The rough anatomy of a human being may be described as follows: - A human being consists of a head, trunk, and extremities or limbs.

The Head consists of two parts. One is called the cranium, the other the face. In the cranium is contained an organ, and a very important organ, the brain. In the face we find, in the first place, the beginning of the organs which deal with the food, which we call the digestive organs (that beginning is the mouth, and the things that are contained in the mouth), the beginning of the organs that have to do with breathing, which we call the respiratory organs - that beginning is the nose. We find, besides these, in the face, certain organs of special sense, - the organ of taste in the mouth, the organs of sight, and the organ of smell, placed in the position in which we should expect the organ of smell to be placed, nearly at the beginning of the organs of respiration, nearly at the beginning of the tube through which air is taken into the body.

In the head we find also another pair of organs of special sense - the organs of hearing, which are situated in the walls of the cavity of the cranium.

The Trunk of human beings is roughly and ordinarily divided into two parts. The upper one is called the chest or thorax, and the lower one is called the belly or abdomen. We shall see hereafter that this is not merely a popular division, hut that it is really a rational division.

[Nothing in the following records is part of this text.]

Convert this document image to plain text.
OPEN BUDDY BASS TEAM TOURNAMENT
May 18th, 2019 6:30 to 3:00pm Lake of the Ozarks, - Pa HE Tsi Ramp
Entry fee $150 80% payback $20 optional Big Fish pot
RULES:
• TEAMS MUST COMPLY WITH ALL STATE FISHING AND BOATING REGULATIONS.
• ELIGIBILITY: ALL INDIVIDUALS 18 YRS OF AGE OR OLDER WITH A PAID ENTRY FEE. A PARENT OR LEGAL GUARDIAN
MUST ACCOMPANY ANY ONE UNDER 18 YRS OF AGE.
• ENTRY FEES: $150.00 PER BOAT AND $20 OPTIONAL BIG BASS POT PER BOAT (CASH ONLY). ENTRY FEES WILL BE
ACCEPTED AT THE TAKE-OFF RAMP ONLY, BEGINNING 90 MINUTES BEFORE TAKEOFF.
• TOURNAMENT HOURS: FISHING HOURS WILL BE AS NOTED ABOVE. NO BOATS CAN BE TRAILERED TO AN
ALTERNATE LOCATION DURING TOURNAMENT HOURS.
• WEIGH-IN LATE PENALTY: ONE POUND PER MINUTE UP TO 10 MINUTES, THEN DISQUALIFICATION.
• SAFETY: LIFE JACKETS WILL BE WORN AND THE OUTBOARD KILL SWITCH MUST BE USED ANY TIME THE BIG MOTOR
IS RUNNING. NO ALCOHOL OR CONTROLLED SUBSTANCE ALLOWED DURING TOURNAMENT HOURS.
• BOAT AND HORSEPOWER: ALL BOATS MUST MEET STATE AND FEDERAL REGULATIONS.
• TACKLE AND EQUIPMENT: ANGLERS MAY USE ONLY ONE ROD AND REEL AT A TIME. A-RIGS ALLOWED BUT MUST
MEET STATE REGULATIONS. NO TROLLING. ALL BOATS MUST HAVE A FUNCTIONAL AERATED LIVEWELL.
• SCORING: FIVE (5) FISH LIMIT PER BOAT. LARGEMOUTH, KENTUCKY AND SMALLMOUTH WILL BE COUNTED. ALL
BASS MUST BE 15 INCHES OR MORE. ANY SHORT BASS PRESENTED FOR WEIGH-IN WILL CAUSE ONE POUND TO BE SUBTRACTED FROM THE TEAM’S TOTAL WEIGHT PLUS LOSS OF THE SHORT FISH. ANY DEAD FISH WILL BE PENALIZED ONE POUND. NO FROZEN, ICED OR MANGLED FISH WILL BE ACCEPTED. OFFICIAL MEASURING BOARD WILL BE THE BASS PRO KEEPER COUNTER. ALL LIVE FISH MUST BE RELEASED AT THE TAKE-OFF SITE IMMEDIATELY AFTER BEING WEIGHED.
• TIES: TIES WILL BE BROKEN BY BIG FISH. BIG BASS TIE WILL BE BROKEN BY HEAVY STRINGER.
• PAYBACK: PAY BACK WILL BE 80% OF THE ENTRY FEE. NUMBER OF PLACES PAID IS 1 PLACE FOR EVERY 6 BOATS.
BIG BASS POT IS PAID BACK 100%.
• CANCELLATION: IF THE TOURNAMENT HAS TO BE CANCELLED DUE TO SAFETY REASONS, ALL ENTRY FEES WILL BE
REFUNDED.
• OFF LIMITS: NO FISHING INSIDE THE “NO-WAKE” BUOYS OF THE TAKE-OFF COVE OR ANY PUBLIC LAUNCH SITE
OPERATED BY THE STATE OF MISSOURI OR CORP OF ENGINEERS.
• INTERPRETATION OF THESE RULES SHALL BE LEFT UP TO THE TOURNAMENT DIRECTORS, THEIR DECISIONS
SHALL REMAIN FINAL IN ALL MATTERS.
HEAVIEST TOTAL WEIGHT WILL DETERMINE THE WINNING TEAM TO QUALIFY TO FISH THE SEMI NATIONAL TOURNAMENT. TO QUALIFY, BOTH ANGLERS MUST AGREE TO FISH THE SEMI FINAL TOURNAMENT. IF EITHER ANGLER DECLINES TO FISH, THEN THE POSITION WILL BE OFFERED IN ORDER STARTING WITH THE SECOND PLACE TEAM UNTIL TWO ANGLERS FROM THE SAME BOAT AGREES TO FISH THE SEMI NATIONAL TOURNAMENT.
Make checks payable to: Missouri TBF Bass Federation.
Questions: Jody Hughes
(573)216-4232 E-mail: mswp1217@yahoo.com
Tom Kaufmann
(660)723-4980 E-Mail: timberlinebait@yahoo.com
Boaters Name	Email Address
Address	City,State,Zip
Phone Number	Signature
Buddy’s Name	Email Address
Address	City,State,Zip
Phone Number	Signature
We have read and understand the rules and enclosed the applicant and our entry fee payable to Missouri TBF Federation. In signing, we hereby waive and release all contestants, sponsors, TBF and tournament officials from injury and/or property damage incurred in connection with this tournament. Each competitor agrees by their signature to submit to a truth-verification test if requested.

The chest contains, in the first place, the heart, and in the second, the lungs - one on each side of the chest. It also contains the great blood-vessels connected with the heart and lungs, part of the windpipe which leads to the lungs, and the continuation of a tube, the gullet or swallow, which leads from the mouth to the rest of the digestive organs. The head is connected with the chest by the neck, through which the tubes just mentioned pass, viz., the windpipe, which is connected with the lungs, and which connects the lungs with a cavity behind the month, into which the nostrils lead, and so with the nose; and the gullet or swallow, which is connected with the mouth, and passes down through the thorax into the next division of the trunk. In the lower division of the trunk, which we call the abdomen, there are contained, in the first place, the remainder of the organs of digestion, namely, the stomach, and the intestinal canal; the stomach being rather on the left hand side. On the right baud side of the abdomen is the liver. Besides these organs there is the spleen - an organ which is situated on the left hand side of the abdomen, to which the ancients attributed the property of causing anger, because they could find no other duty for it. Underneath the stomach, but situated rather behind it, is an organ we call the pancreas, which means all flesh; we eat the pancreas of the calf at table under the name of sweetbread. There are also two other important organs in the abdomen, one on each side, called the kidneys.